Ce seul état d’esprit suffit à vivre bien plus légèrement les contraintes associées à la crise sanitaire.
Pourquoi ?
Car alors je ne lutte plus contre l’événement, mais j’en accompagne le mouvement. Car je sors d’un mode où je suis la victime d’un système, pour me placer dans une posture de gratitude pour ce que j’ai ou pour ce qui, parmi ce grand désordre, fonctionne néanmoins. Parce qu’en toute situation, même dramatique, il y a une possibilité de ressentir de la joie, dans l’instant, même fugace.
Apolline me disait : « Je suis confinée, mes enfants sont malades, je télétravaille avec eux, mon mari aussi et nous sommes enfermés depuis 7 jours. Comment réussir à prendre de la distance ? ».
Je lui demande ce que provoque en elle l’idée d’accueillir ce sentiment de trop plein.
Elle réagit : « Tu veux dire, accepter que c’est comme ça ? Si c’est ça, alors j’aimerais quand même faire quelque chose à propos de ce qui me manque le plus : prendre l’air et voir des copines ».
L’idée d’accueillir la situation au lieu de la subir a fait venir en elle le désir de nourrir deux de ses besoins. S’habiller chaudement, préparer un café brûlant, ouvrir une fenêtre en grand, et regarder les gens passer dans la rue, ou faire quelques respirations ? Inviter son mari à se joindre à elle de temps en temps ? C’est un tout petit pas, oui, mais qui peut lui permettre de mettre un peu d’air – et d’amusement – dans cette semaine d’isolement.
Certaines vont focaliser sur le froid, l’inconfort de cette crise, les peurs que cette traversée réveille, pour ne plus voir que cela. D’autres, sans nier la pénibilité de cette traversée, vont avancer en toute ouverture, prête à faire des découvertes, conscientes de leur état et chérissant leur vie.
Celles-là ne sont pas mieux loties que d’autres, elles ne souffrent pas moins :
elles ont choisi un état d’esprit de lâcher prise et de confiance.
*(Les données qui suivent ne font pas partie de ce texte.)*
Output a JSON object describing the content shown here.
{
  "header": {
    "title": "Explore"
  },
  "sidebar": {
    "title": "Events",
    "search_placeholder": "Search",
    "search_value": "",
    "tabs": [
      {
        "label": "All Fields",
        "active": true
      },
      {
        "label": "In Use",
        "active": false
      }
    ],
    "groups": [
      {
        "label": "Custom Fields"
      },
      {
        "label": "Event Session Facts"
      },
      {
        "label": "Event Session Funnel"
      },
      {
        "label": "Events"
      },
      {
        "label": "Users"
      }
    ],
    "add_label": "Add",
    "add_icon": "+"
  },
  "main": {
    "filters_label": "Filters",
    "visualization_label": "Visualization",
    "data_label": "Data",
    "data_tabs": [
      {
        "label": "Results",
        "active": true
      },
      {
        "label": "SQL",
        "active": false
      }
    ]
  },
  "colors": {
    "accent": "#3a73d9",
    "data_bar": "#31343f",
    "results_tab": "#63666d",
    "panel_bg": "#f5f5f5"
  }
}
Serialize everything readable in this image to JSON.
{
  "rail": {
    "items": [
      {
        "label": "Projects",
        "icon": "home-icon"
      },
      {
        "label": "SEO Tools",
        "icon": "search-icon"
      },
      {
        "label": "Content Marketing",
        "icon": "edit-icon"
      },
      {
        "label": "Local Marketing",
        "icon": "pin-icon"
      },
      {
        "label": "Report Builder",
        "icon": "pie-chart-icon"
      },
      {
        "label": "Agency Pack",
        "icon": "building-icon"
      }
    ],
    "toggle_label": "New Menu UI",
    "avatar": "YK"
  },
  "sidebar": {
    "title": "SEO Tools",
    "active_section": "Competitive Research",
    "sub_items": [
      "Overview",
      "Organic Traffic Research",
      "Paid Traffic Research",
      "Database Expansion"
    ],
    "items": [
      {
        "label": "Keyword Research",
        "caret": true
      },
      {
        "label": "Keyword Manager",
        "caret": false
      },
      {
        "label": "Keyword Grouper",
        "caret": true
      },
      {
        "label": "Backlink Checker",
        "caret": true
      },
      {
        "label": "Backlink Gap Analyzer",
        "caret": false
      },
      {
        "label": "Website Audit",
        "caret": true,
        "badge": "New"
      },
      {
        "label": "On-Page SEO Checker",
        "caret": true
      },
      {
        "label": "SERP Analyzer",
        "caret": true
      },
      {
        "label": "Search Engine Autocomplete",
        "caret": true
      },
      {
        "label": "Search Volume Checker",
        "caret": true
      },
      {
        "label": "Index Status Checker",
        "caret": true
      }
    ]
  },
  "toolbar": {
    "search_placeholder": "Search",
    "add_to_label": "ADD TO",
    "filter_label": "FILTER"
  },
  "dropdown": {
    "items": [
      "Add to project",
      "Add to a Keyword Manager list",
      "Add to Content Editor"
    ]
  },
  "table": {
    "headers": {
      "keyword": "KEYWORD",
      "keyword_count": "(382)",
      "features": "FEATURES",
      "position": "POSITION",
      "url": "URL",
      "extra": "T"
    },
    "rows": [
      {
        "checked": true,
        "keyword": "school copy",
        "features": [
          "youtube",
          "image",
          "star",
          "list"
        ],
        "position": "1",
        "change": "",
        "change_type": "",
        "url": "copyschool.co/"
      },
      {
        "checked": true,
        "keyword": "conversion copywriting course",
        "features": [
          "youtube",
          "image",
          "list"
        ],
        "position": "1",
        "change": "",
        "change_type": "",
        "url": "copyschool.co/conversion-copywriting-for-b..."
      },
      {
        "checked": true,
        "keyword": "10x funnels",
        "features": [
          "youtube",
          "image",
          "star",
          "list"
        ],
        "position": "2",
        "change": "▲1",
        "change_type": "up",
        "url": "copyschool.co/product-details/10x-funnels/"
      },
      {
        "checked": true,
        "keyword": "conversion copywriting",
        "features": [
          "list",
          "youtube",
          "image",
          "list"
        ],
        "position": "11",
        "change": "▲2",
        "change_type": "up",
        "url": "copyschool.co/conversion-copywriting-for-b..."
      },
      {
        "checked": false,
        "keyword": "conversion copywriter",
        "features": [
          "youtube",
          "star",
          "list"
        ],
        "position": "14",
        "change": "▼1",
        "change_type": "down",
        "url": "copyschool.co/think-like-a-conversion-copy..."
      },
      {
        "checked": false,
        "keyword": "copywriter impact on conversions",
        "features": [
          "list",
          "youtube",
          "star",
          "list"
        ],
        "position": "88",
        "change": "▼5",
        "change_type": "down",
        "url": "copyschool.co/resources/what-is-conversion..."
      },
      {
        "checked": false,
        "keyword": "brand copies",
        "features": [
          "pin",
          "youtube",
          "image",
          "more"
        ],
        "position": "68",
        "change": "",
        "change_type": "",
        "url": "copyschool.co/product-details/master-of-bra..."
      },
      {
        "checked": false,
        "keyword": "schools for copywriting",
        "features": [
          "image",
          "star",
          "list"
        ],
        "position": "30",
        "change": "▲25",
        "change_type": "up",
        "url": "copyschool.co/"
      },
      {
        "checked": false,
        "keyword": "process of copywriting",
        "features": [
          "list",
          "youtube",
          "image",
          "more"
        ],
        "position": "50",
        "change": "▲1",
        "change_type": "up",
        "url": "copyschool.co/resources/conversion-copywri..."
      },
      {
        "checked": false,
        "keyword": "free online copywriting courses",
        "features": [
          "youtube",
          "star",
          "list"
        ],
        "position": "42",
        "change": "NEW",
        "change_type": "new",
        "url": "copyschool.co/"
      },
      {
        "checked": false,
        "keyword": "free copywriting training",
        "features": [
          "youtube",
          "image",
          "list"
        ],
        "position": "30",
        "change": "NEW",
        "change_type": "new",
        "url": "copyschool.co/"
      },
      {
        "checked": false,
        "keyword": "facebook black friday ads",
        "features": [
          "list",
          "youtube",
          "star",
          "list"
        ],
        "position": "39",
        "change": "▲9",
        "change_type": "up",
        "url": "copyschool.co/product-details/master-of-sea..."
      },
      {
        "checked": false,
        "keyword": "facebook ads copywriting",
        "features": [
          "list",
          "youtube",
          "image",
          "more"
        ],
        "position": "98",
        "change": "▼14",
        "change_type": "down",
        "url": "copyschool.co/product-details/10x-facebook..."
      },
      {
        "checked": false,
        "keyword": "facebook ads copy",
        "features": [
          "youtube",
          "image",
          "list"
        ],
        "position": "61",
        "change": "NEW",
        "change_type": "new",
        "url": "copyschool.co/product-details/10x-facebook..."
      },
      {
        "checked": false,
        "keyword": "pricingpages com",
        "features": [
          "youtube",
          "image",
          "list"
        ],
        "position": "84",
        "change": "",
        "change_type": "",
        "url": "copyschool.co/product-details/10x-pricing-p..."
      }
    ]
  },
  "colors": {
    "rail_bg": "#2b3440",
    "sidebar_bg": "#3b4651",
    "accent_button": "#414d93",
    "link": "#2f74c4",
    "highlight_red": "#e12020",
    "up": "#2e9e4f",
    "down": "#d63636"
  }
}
Confiance, non pas en le fait que la vie d’avant revienne, mais confiance en la vie comme elle est, confiance que cette crise apportera son lot de fruits.
Le problème devient encore plus un problème quand on le regarde comme un gros problème.
Avec les femmes que j’accompagne, nous faisons le tour du problème qu’elles nomment, nous le regardons sous différents angles, nous lui parlons, nous le tirons, le tordons, le poussons, allons voir autour, plus loin, et bien souvent, à la fin de l’accompagnement, il est toujours là, mais elles ne le voient plus comme un problème. Car elles ont compris que le problème masque la marge de manœuvre dont elles disposent pour leur vie.
Alors si vous vous sentez découragée, et désireuse de sortir de vos pensées négatives, je vous pose une question :
« Et si cette crise était nécessaire dans ma vie, si elle arrivait à point nommé pour me permettre de grandir ? »
Il ne s’agit pas tant de trouver une réponse précise à cette question, mais d’observer ce que le simple fait de vous la poser change à votre façon de vivre ce quotidien.